I didn’t get a very good impression of her from the Frontline documentary. She struck me as behaving more like an employee of the Government of Yemen, than a member of the US diplomatic corps:

FRONTLINE recounts a heated political battle over the investigation of the bombing of the USS Cole. Former government officials recount how O’Neill’s desire to show the Yemeni security forces–which he viewed as being less than cooperative–that the FBI meant business angered U.S. Ambassador Barbara Bodine–so much so, that when O’Neill made a brief trip home to New York for Thanksgiving, Bodine denied his visa, preventing him from returning to the investigation.

“John was upset,” says Barry Mawn, O’Neill’s supervisor at the FBI’s New York office. “[Bodine] was badmouthing him; she caused a stir at headquarters. I actually think John was more disappointed that our headquarters didn’t back us as far as sending him back.”

The maker of the documentary discusses Bodine’s “contributions” here.

Anyone who rises as far as Bodine did in the diplomatic corps has to be an nasty infighter , slippery eel and a good liar. O’Neill didn’t stand a chance against this accomplished practitioner of diplomatic chicanery.

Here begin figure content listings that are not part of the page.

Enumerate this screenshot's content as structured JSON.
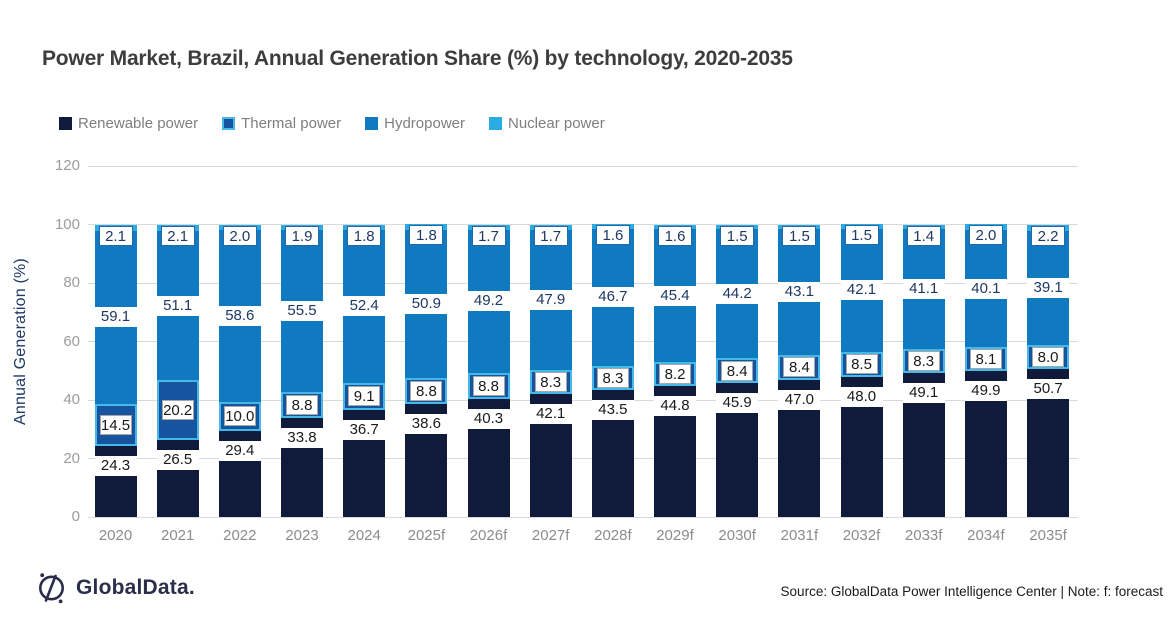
{
  "title": "Power Market, Brazil, Annual Generation Share (%) by technology, 2020-2035",
  "footer": {
    "logo_text": "GlobalData.",
    "source_text": "Source: GlobalData Power Intelligence Center | Note: f: forecast"
  },
  "colors": {
    "renewable": "#101B3C",
    "thermal_fill": "#1654A0",
    "thermal_border": "#45B8EA",
    "hydro": "#0F7AC0",
    "nuclear": "#2AACE3",
    "label_navy": "#1F3864",
    "label_dark": "#1A1A1A",
    "gridline": "#D9D9D9",
    "axis_text": "#9C9C9C",
    "legend_text": "#7F7F7F",
    "logo_navy": "#2B2E4A"
  },
  "chart_data": {
    "type": "bar",
    "subtype": "stacked-column",
    "title": "Power Market, Brazil, Annual Generation Share (%) by technology, 2020-2035",
    "xlabel": "",
    "ylabel": "Annual Generation (%)",
    "ylim": [
      0,
      120
    ],
    "yticks": [
      0,
      20,
      40,
      60,
      80,
      100,
      120
    ],
    "grid": true,
    "legend_position": "top-left",
    "categories": [
      "2020",
      "2021",
      "2022",
      "2023",
      "2024",
      "2025f",
      "2026f",
      "2027f",
      "2028f",
      "2029f",
      "2030f",
      "2031f",
      "2032f",
      "2033f",
      "2034f",
      "2035f"
    ],
    "series": [
      {
        "name": "Renewable power",
        "color": "#101B3C",
        "values": [
          24.3,
          26.5,
          29.4,
          33.8,
          36.7,
          38.6,
          40.3,
          42.1,
          43.5,
          44.8,
          45.9,
          47.0,
          48.0,
          49.1,
          49.9,
          50.7
        ]
      },
      {
        "name": "Thermal power",
        "color": "#1654A0",
        "border_color": "#45B8EA",
        "values": [
          14.5,
          20.2,
          10.0,
          8.8,
          9.1,
          8.8,
          8.8,
          8.3,
          8.3,
          8.2,
          8.4,
          8.4,
          8.5,
          8.3,
          8.1,
          8.0
        ]
      },
      {
        "name": "Hydropower",
        "color": "#0F7AC0",
        "values": [
          59.1,
          51.1,
          58.6,
          55.5,
          52.4,
          50.9,
          49.2,
          47.9,
          46.7,
          45.4,
          44.2,
          43.1,
          42.1,
          41.1,
          40.1,
          39.1
        ]
      },
      {
        "name": "Nuclear power",
        "color": "#2AACE3",
        "values": [
          2.1,
          2.1,
          2.0,
          1.9,
          1.8,
          1.8,
          1.7,
          1.7,
          1.6,
          1.6,
          1.5,
          1.5,
          1.5,
          1.4,
          2.0,
          2.2
        ]
      }
    ]
  }
}
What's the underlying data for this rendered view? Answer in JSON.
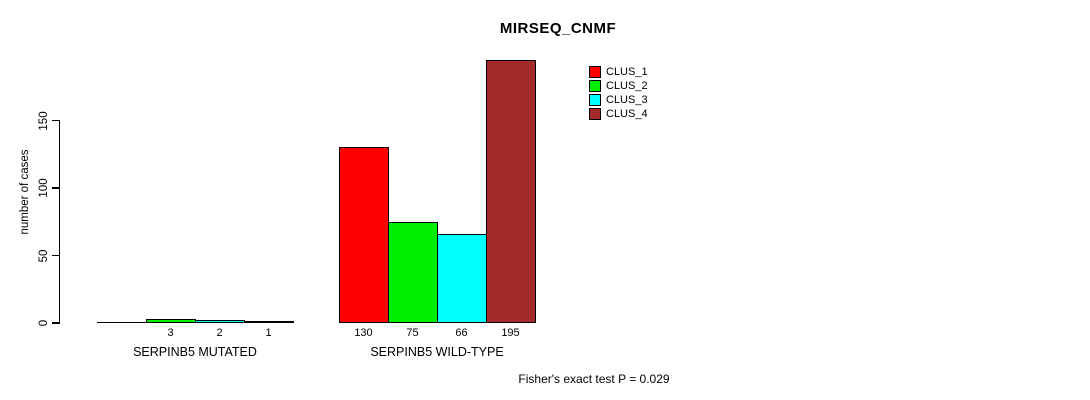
{
  "chart_data": {
    "type": "bar",
    "title": "MIRSEQ_CNMF",
    "ylabel": "number of cases",
    "xlabel": "",
    "yticks": [
      0,
      50,
      100,
      150
    ],
    "ylim": [
      0,
      195
    ],
    "grid": false,
    "legend_position": "top-right",
    "categories": [
      "SERPINB5 MUTATED",
      "SERPINB5 WILD-TYPE"
    ],
    "series": [
      {
        "name": "CLUS_1",
        "color": "#ff0000",
        "values": [
          0,
          130
        ]
      },
      {
        "name": "CLUS_2",
        "color": "#00ee00",
        "values": [
          3,
          75
        ]
      },
      {
        "name": "CLUS_3",
        "color": "#00ffff",
        "values": [
          2,
          66
        ]
      },
      {
        "name": "CLUS_4",
        "color": "#a52a2a",
        "values": [
          1,
          195
        ]
      }
    ],
    "bar_labels": [
      [
        "",
        "130"
      ],
      [
        "3",
        "75"
      ],
      [
        "2",
        "66"
      ],
      [
        "1",
        "195"
      ]
    ],
    "annotation": "Fisher's exact test P = 0.029"
  }
}
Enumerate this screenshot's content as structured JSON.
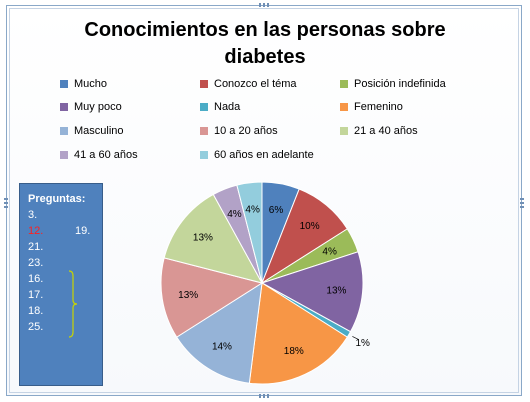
{
  "chart_data": {
    "type": "pie",
    "title": "Conocimientos en las personas sobre diabetes",
    "categories": [
      "Mucho",
      "Conozco el téma",
      "Posición indefinida",
      "Muy poco",
      "Nada",
      "Femenino",
      "Masculino",
      "10 a 20 años",
      "21 a 40 años",
      "41 a 60 años",
      "60 años en adelante"
    ],
    "values": [
      6,
      10,
      4,
      13,
      1,
      18,
      14,
      13,
      13,
      4,
      4
    ],
    "data_labels": [
      "6%",
      "10%",
      "4%",
      "13%",
      "1%",
      "18%",
      "14%",
      "13%",
      "13%",
      "4%",
      "4%"
    ],
    "colors": [
      "#4f81bd",
      "#c0504d",
      "#9bbb59",
      "#8064a2",
      "#4bacc6",
      "#f79646",
      "#95b3d7",
      "#d99694",
      "#c3d69b",
      "#b2a2c7",
      "#93cddd"
    ],
    "legend_position": "top"
  },
  "questions_box": {
    "heading": "Preguntas:",
    "items": [
      {
        "text": "3.",
        "highlight": false
      },
      {
        "text": "12.",
        "highlight": true
      },
      {
        "text": "19.",
        "highlight": false
      },
      {
        "text": "21.",
        "highlight": false
      },
      {
        "text": "23.",
        "highlight": false
      },
      {
        "text": "16.",
        "highlight": false
      },
      {
        "text": "17.",
        "highlight": false
      },
      {
        "text": "18.",
        "highlight": false
      },
      {
        "text": "25.",
        "highlight": false
      }
    ],
    "background": "#4f81bd",
    "highlight_color": "#ff2020",
    "bracket_color": "#c8d400"
  }
}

The decision to put Bodine in charge of the Baghdad sector – if true — strikes me as an almost laughable misunderstanding of Iraqi society. It would have to have been hatched in the deepest bowels of the Near East desk of the State Department, where attitudes towards Arabs range from mildly besotted to purple passion. They probably think that the Baghdad area is sophisticated and cosmopolitan, and that the residents would be grateful to have an old hand in the region with a pronounced affection for Arabs. They couldn’t be more wrong, but what else is new for our State Department?